We actually made $13.50 yesterday from the garage sale. Stinks.
Anyways. Today I feel so sick to my stomach thinking about my work. My job. Yes I know, I know I should be thankful I have a job. I KNOW THAT. But what good does it make when I am dreading it every single day and it has taken over my life. My personal life. It has affecting my sanity. Some days, at work, I feel so depressed and I can’t tell anyone. And I don’t think anyone knows how depressed I am. Maybe people just think oh she’ll get over it. NO. It’s not that simple. Especially now I am pregnant. I don’t want my pregnancy to be affected by it. I want a happy and healthy pregnancy and this is not it. I hate my job. I hate it so much everyday I wish a miracle would happen to me. Everyday I pray for a miracle. Does it happen yet? No. Will it ever happen? I don’t know. But I have faith that God knows my worries and He will help me get through it.
I don’t know what I want to do with my life. That’s another problem. Why can’t I be like one of those people who have the a-ha moment and then they go launch a successful business on their own. Or they invent something fantastic. I don’t know. Something. I am thinking and thinking and thinking…..
Sure it is nice to have a job and an income. Sure. But I am not happy and I don’t think this is the purpose of my life. I dont mind doing something else that brings me less income as long as I am happy.

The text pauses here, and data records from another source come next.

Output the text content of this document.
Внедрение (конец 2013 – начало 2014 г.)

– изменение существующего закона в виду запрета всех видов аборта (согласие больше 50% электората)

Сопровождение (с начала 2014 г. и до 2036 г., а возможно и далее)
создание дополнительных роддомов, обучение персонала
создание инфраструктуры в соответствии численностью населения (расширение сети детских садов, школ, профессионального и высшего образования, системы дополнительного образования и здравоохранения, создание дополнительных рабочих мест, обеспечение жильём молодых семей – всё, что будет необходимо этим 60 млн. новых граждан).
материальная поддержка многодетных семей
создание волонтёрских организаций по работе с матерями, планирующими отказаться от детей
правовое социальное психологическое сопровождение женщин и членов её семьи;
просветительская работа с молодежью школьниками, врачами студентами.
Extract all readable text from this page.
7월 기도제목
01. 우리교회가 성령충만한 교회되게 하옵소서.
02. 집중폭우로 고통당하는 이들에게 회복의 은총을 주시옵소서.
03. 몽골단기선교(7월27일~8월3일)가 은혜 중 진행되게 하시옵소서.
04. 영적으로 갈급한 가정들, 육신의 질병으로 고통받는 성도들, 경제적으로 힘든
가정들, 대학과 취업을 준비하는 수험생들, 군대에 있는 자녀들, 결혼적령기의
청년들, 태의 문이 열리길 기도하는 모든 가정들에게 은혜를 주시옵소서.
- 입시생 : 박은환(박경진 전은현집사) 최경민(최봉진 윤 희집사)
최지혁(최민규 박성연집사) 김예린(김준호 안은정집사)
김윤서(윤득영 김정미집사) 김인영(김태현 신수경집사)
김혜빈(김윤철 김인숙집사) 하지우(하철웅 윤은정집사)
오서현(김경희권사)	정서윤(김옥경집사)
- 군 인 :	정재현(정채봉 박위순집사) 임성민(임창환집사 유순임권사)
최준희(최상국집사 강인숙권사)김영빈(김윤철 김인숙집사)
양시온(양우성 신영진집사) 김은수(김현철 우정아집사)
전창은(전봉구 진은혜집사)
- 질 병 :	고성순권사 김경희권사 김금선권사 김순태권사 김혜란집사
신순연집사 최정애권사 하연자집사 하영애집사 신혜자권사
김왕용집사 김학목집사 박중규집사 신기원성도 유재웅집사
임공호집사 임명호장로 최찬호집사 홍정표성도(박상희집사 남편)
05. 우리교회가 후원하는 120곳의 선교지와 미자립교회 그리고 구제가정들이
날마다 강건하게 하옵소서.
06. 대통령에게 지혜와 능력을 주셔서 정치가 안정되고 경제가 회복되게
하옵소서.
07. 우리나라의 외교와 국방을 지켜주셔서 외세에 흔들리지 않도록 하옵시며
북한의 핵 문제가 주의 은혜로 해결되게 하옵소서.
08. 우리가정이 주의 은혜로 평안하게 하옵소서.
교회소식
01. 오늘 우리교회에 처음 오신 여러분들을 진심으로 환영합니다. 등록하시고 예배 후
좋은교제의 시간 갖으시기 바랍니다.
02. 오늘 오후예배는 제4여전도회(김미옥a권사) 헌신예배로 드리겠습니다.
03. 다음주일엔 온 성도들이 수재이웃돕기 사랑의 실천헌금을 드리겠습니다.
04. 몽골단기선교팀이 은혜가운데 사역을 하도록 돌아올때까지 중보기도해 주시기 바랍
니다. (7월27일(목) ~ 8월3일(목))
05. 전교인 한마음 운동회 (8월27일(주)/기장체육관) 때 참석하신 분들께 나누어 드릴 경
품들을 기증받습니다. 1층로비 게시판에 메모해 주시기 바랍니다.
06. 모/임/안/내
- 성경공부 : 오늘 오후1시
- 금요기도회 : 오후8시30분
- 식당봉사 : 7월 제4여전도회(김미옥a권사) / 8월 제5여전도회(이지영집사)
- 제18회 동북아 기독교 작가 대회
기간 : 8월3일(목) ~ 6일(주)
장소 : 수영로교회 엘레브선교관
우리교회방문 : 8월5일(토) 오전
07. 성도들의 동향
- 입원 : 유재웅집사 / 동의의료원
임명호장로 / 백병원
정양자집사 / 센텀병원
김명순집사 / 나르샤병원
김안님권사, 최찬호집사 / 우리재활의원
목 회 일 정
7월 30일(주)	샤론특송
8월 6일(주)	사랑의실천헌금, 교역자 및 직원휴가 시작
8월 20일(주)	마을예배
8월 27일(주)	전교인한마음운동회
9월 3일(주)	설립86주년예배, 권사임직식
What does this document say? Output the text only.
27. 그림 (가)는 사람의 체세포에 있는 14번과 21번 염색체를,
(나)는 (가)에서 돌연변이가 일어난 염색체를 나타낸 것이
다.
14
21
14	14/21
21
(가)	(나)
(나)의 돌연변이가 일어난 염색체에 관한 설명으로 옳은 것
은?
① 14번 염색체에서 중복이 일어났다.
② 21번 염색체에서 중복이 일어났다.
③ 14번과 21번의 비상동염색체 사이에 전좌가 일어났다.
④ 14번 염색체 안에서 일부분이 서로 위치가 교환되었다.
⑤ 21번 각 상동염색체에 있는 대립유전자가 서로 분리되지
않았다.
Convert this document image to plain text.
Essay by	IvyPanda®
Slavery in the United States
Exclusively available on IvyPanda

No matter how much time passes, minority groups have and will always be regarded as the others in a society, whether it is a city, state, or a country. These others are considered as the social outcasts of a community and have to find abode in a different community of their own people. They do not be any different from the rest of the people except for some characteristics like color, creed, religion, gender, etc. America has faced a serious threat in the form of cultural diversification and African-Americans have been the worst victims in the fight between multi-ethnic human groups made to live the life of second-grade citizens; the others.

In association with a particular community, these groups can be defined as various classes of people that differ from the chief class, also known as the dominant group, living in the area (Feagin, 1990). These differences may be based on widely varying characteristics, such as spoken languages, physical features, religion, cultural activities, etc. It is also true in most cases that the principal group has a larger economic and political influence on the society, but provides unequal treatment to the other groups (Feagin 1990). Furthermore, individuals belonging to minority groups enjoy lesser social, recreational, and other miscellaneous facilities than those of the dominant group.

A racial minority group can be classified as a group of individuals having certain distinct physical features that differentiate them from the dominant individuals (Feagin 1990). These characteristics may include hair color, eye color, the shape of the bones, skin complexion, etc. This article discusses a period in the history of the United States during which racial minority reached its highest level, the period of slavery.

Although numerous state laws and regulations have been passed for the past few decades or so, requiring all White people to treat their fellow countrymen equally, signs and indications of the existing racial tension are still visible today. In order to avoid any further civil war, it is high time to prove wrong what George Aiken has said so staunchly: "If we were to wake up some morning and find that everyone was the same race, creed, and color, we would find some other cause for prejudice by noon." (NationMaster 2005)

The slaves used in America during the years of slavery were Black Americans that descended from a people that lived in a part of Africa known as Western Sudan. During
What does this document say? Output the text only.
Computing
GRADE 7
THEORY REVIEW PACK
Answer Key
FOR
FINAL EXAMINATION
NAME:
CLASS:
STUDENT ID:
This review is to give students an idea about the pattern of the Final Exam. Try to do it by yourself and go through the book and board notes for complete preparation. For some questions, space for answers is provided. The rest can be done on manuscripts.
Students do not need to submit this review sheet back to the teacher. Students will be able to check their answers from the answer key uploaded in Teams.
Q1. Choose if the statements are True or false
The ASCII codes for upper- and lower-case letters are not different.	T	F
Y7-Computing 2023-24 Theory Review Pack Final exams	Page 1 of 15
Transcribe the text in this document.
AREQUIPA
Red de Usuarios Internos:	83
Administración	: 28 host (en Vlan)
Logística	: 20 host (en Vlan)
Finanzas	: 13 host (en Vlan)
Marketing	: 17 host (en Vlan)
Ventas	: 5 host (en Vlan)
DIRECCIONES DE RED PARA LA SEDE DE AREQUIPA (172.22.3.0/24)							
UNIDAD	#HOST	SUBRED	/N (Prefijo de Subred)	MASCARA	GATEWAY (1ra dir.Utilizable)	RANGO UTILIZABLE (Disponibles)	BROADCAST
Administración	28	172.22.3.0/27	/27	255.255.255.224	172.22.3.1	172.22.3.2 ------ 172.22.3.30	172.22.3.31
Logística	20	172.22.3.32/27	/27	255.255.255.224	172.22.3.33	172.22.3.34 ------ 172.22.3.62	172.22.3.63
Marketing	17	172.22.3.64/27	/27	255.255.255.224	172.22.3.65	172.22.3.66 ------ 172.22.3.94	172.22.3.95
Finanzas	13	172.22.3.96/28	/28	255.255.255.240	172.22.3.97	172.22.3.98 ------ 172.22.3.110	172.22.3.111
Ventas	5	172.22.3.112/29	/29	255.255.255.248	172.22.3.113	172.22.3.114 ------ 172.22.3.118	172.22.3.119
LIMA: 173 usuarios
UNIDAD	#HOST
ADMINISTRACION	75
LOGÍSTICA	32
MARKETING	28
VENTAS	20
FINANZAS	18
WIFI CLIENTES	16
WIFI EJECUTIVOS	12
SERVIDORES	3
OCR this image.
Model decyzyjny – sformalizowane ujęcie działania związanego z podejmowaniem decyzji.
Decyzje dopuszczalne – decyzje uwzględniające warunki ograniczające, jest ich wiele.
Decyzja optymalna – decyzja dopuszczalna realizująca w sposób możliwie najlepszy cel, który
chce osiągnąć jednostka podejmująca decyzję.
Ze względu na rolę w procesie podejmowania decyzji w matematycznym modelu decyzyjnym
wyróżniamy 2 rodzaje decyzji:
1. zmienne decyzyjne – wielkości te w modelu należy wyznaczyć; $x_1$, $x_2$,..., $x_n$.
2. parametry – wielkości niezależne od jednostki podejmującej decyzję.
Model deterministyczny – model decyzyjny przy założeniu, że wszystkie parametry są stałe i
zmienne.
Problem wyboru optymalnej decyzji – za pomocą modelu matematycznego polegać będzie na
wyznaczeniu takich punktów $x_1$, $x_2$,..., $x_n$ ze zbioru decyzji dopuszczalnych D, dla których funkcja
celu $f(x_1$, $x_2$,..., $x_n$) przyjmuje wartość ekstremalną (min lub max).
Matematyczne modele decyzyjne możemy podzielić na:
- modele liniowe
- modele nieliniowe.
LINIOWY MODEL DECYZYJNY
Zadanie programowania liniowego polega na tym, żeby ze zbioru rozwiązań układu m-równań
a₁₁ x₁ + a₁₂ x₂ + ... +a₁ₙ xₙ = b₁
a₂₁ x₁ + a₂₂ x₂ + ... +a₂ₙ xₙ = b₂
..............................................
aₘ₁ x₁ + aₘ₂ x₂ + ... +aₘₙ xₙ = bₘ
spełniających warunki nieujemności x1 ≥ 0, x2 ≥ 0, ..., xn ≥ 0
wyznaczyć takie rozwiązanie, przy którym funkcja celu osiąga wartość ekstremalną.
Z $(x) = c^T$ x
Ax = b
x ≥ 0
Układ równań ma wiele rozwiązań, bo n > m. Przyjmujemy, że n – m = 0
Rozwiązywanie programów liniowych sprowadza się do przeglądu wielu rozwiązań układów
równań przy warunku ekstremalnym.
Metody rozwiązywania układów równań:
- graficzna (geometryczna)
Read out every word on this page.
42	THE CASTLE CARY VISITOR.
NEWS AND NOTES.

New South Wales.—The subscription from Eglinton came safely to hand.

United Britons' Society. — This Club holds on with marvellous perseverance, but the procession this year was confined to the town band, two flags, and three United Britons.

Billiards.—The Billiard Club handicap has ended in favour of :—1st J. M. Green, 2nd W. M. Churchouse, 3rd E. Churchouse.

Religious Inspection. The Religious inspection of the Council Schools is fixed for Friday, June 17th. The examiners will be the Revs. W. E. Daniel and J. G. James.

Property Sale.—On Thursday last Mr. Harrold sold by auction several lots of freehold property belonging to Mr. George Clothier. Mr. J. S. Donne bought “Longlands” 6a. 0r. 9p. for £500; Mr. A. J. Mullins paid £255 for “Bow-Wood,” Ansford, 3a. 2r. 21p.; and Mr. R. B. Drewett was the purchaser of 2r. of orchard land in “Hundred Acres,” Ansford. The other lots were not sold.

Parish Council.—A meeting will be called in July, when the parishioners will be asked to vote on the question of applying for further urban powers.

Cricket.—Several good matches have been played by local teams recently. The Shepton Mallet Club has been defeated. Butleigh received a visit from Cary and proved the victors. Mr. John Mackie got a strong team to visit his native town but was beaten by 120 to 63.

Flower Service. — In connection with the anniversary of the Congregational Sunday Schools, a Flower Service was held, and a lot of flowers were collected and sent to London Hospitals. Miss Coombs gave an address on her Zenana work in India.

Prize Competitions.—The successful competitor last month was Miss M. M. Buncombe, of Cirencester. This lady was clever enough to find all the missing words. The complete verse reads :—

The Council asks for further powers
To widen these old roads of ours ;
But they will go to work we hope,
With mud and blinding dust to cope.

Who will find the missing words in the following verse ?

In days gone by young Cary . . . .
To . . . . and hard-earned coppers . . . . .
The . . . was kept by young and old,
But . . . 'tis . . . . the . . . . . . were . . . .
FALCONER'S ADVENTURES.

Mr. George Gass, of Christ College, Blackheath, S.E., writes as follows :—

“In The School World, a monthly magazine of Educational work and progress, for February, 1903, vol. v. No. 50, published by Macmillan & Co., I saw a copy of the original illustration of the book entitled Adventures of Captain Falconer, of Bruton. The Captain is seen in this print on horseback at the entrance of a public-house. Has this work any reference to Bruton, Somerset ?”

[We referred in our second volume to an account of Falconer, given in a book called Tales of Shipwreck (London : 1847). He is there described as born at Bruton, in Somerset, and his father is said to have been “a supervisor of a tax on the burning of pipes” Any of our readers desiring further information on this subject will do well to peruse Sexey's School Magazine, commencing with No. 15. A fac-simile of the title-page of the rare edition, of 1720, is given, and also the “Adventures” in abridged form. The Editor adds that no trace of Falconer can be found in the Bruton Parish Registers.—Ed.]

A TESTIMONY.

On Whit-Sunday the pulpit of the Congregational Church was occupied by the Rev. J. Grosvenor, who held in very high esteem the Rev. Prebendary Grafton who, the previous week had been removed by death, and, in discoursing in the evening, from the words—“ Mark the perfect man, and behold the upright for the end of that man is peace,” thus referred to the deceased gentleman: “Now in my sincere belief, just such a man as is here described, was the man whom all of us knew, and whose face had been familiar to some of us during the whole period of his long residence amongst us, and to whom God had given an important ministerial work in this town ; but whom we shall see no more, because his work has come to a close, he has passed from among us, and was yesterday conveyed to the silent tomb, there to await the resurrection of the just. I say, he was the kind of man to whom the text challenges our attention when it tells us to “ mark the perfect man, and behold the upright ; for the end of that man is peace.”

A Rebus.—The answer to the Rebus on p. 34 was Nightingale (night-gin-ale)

I hope to be able to quit my job once the baby is here. For now, I know I have to suck up my job and think of something to do once the baby is here. I figured I should have about $30,000 saved by March 2010 –> this to include the bonus from work. And I have some saving in my retirement account should I need to break it. I don’t plan to do this however.
If I pick up my sewing business again soon, I should be able to earn more money. I don’t know… maybe I can make $100 a week or so. Maybe I can consign my stuff to some shops around town. I can take more sewing lessons to better my sewing skills. Who knows I can offer private sewing lessons to ladies out there who would like to learn how to sew. That’s the plan for now at least.
God please bless me always. God please help me. God please guide me always. I need your help really really bad right now.